25 Just as He says in Hosea, Those who were not My people I will call My people, and her who was not beloved [I will call] My beloved. [Hos. 2:23.]
26 And it shall be that in the very place where it was said to them, You are not My people, they shall be called sons of the living God. [Hos. 1:10.]
27 And Isaiah calls out (solemnly cries aloud) over Israel: Though the number of the sons of Israel be like the sand of the sea, only the remnant (a small part of them) will be saved [from perdition, condemnation, judgment]!
28 For the Lord will execute His sentence upon the earth [He will conclude and close His account with men completely and without delay], rigorously cutting it short in His justice. [Isa. 10:22, 23.]
29 It is as Isaiah predicted, If the Lord of hosts had not left us a seed [from which to propagate descendants], we [Israel] would have fared like Sodom and have been made like Gomorrah. [Isa. 1:9.]

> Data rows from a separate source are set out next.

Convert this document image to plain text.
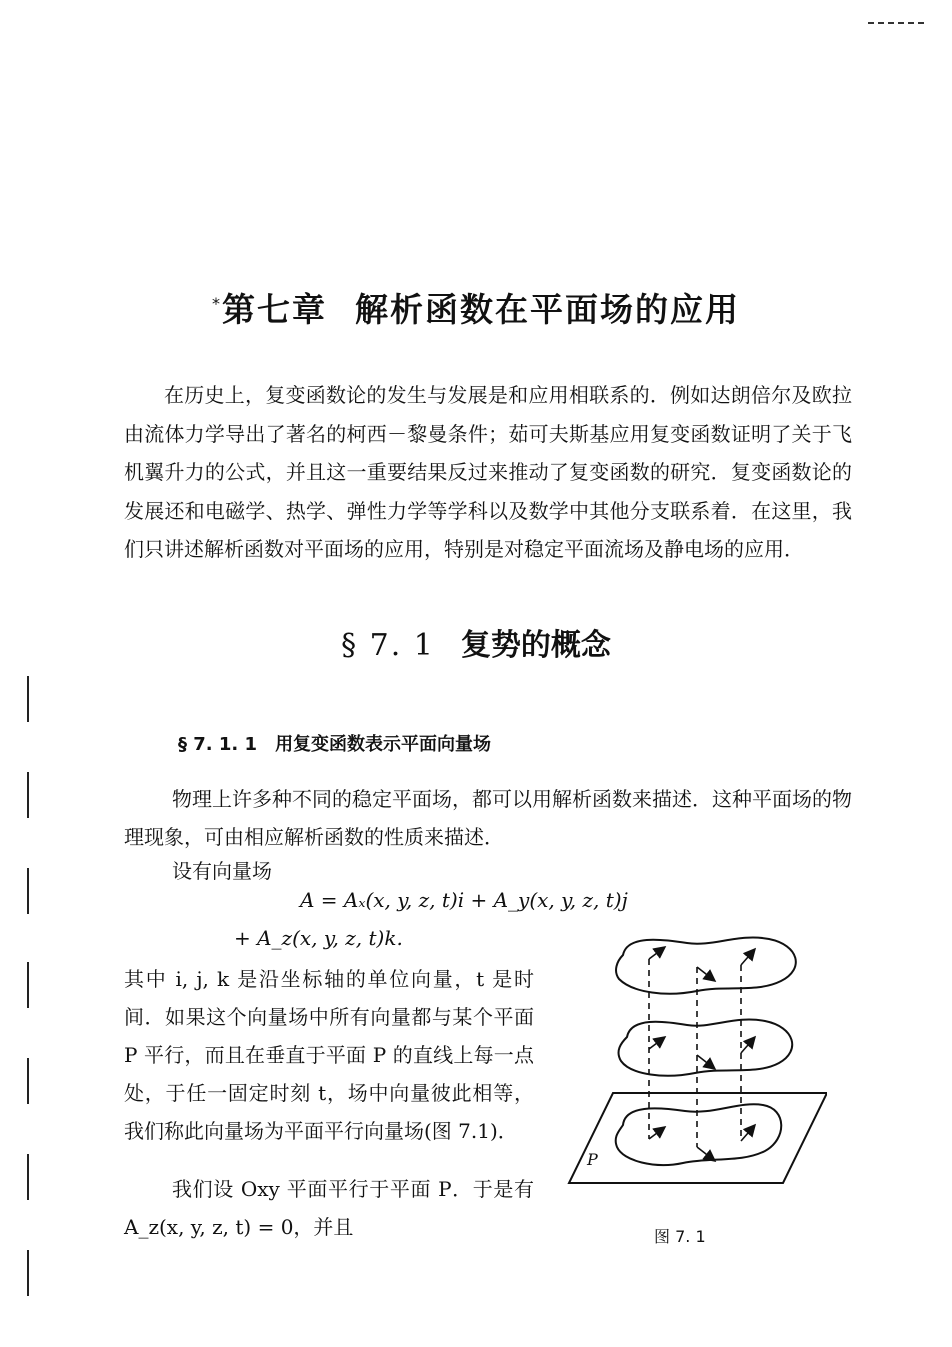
*第七章 解析函数在平面场的应用

在历史上，复变函数论的发生与发展是和应用相联系的．例如达朗倍尔及欧拉由流体力学导出了著名的柯西－黎曼条件；茹可夫斯基应用复变函数证明了关于飞机翼升力的公式，并且这一重要结果反过来推动了复变函数的研究．复变函数论的发展还和电磁学、热学、弹性力学等学科以及数学中其他分支联系着．在这里，我们只讲述解析函数对平面场的应用，特别是对稳定平面流场及静电场的应用．

§ 7. 1 复势的概念
§ 7. 1. 1 用复变函数表示平面向量场

物理上许多种不同的稳定平面场，都可以用解析函数来描述．这种平面场的物理现象，可由相应解析函数的性质来描述．

设有向量场

A = Aₓ(x, y, z, t)i + A_y(x, y, z, t)j
+ A_z(x, y, z, t)k.

其中 i, j, k 是沿坐标轴的单位向量，t 是时间．如果这个向量场中所有向量都与某个平面 P 平行，而且在垂直于平面 P 的直线上每一点处，于任一固定时刻 t，场中向量彼此相等，我们称此向量场为平面平行向量场(图 7.1)．

我们设 Oxy 平面平行于平面 P．于是有 A_z(x, y, z, t) = 0，并且

P
图 7. 1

30 What shall we say then? That Gentiles who did not follow after righteousness [who did not seek salvation by right relationship to God] have attained it by faith [a righteousness imputed by God, based on and produced by faith],
31 Whereas Israel, though ever in pursuit of a law [for the securing] of righteousness (right standing with God), actually did not succeed in fulfilling the Law. [Isa. 51:1.]
32 For what reason? Because [they pursued it] not through faith, relying [instead] on the merit of their works [they did not depend on faith but on what they could do]. They have stumbled over the Stumbling Stone. [Isa. 8:14; 28:16.]
33 As it is written, Behold I am laying in Zion a Stone that will make men stumble, a Rock that will make them fall; but he who believes in Him [who adheres to, trusts in, and relies on Him] shall not be put to shame nor be disappointed in his expectations. [Isa. 28:16.]